Now, new results from experiments on mice and their neurons further support that hypothesis - at least for the prefrontal cortex, which is connected to complex cognitive behavior and the modulation of emotion.
Measuring glutamate levels among free-moving and anesthetized mice, Svenningsson and colleagues have found ketamine reduces the persistent release of this neurotransmitter almost immediately.
When researchers injected ketamine into the prefrontal cortex of a mouse's brain, they noticed a reduction in extracellular glutamate levels within 30 minutes. What's more, the authors saw similar effects for both normal mice and mice that showed depression-like symptoms.
"These effects could contribute to the efficacy of ketamine to instantly alleviate depressive symptoms and suicidal ideation, taking into account that excessive glutamate levels have been linked to MDD and other mood disorders," the authors write.

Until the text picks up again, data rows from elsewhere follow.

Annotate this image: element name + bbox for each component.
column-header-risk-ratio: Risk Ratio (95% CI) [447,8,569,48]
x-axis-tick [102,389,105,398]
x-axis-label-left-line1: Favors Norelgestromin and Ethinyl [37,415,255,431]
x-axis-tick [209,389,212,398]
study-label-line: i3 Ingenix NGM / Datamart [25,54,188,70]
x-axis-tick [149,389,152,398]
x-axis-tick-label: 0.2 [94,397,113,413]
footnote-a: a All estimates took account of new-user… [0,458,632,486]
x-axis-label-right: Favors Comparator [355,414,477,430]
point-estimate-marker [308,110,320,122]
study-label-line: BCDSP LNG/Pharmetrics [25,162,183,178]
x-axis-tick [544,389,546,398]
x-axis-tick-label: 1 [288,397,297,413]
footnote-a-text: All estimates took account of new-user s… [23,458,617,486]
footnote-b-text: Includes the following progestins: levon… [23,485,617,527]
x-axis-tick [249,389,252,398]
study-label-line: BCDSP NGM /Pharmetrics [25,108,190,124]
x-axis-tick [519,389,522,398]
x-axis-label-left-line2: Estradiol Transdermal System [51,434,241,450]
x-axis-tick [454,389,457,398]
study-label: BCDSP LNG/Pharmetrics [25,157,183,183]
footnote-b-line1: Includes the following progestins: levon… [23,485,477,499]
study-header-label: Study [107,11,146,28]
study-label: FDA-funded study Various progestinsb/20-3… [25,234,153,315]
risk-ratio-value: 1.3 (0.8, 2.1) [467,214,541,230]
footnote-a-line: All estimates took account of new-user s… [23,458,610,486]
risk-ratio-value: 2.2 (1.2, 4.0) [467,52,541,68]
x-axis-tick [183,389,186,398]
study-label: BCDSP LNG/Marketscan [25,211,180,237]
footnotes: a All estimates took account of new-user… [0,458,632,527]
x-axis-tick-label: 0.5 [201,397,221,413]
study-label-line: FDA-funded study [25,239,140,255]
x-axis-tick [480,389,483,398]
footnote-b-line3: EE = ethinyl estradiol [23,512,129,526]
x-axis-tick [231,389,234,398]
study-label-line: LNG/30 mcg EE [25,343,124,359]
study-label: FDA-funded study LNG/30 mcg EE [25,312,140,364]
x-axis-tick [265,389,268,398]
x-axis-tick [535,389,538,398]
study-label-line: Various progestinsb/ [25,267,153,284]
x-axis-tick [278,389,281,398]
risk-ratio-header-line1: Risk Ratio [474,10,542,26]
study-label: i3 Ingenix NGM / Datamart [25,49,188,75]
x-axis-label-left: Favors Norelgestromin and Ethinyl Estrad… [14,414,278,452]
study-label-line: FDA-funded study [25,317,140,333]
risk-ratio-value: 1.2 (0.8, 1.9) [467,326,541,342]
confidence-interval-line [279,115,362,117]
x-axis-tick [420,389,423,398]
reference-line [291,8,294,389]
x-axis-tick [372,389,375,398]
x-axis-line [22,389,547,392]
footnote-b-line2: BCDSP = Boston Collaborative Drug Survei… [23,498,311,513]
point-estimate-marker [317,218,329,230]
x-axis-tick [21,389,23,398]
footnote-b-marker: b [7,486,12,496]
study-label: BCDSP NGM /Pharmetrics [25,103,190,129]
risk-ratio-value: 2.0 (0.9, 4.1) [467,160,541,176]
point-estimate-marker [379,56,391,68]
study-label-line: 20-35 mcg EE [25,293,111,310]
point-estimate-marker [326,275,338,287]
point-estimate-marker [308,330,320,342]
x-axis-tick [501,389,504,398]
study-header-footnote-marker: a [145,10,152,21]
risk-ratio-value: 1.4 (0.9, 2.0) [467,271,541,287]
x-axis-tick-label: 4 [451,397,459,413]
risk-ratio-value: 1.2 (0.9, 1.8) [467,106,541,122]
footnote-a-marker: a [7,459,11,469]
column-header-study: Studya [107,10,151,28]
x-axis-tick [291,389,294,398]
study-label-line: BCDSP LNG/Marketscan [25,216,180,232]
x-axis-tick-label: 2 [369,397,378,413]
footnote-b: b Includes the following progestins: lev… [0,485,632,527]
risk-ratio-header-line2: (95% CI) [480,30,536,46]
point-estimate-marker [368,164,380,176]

Further analysis under the microscope suggests ketamine acts on the neurons that usually receive glutamate, causing these cells to release more of a neurotransmitter called adenosine.
Adenosine then enters the space between neurons, known as the synapse, to tell the presynaptic neurons to stop producing so much glutamate.
When researchers blocked ketamine receptors on the postsynaptic neuron to test its role, they were able to completely prevent the decrease in glutamate from the presynaptic neuron.
"This suggests that the antidepressant action of ketamine can be regulated by a feedback mechanism," says Svenningsson
"It is new knowledge that can explain some of the rapid effects of ketamine."
The fast inhibitory action could be part of why ketamine is so successful at treating depressive symptoms. Some cells in the cerebrospinal fluid that help control glutamate levels, for instance, have recently been linked to stress-induced depression and anxiety-like behaviors in mouse models.
Today, while oral ketamine has provided much-needed relief for many patients with severe depression resistant to other antidepressants, its use is limited by its side effects.
Ketamine is a psychoactive drug that can cause feelings of fatigue, restlessness, anxiety, dizziness and hallucinations - all of which make it a tricky treatment to control clinically.
Some scientists are therefore exploring whether they can isolate the parts of ketamine that rapidly treat depression without having to include the parts that drive unwanted side effects.
But maybe it's the hallucinogenic parts that make the medicine work. We still don't really know, which is why we need to learn more about what makes ketamine such a powerful antidepressant.
If drug engineers can one day mimic the most important antidepressant effects of glutamate, they could potentially produce an alternative that comes with far fewer side effects but still works just as rapidly and aggressively as ketamine itself
So far, scientists have only engineered two non-hallucinogenic drugs that show clinical benefits similar to ketamine, neither of which specifically targets glutamate production, and these drugs have only been tested on mice. That said, the drugs did appear to show rapid anti-depressant effects without any of the usual head twitches that ketamine can cause.
The research to date is still being conducted on animal models, but if the findings prove promising enough, clinical trials among humans could be just around the corner.
The study was published in Molecular Psychiatry.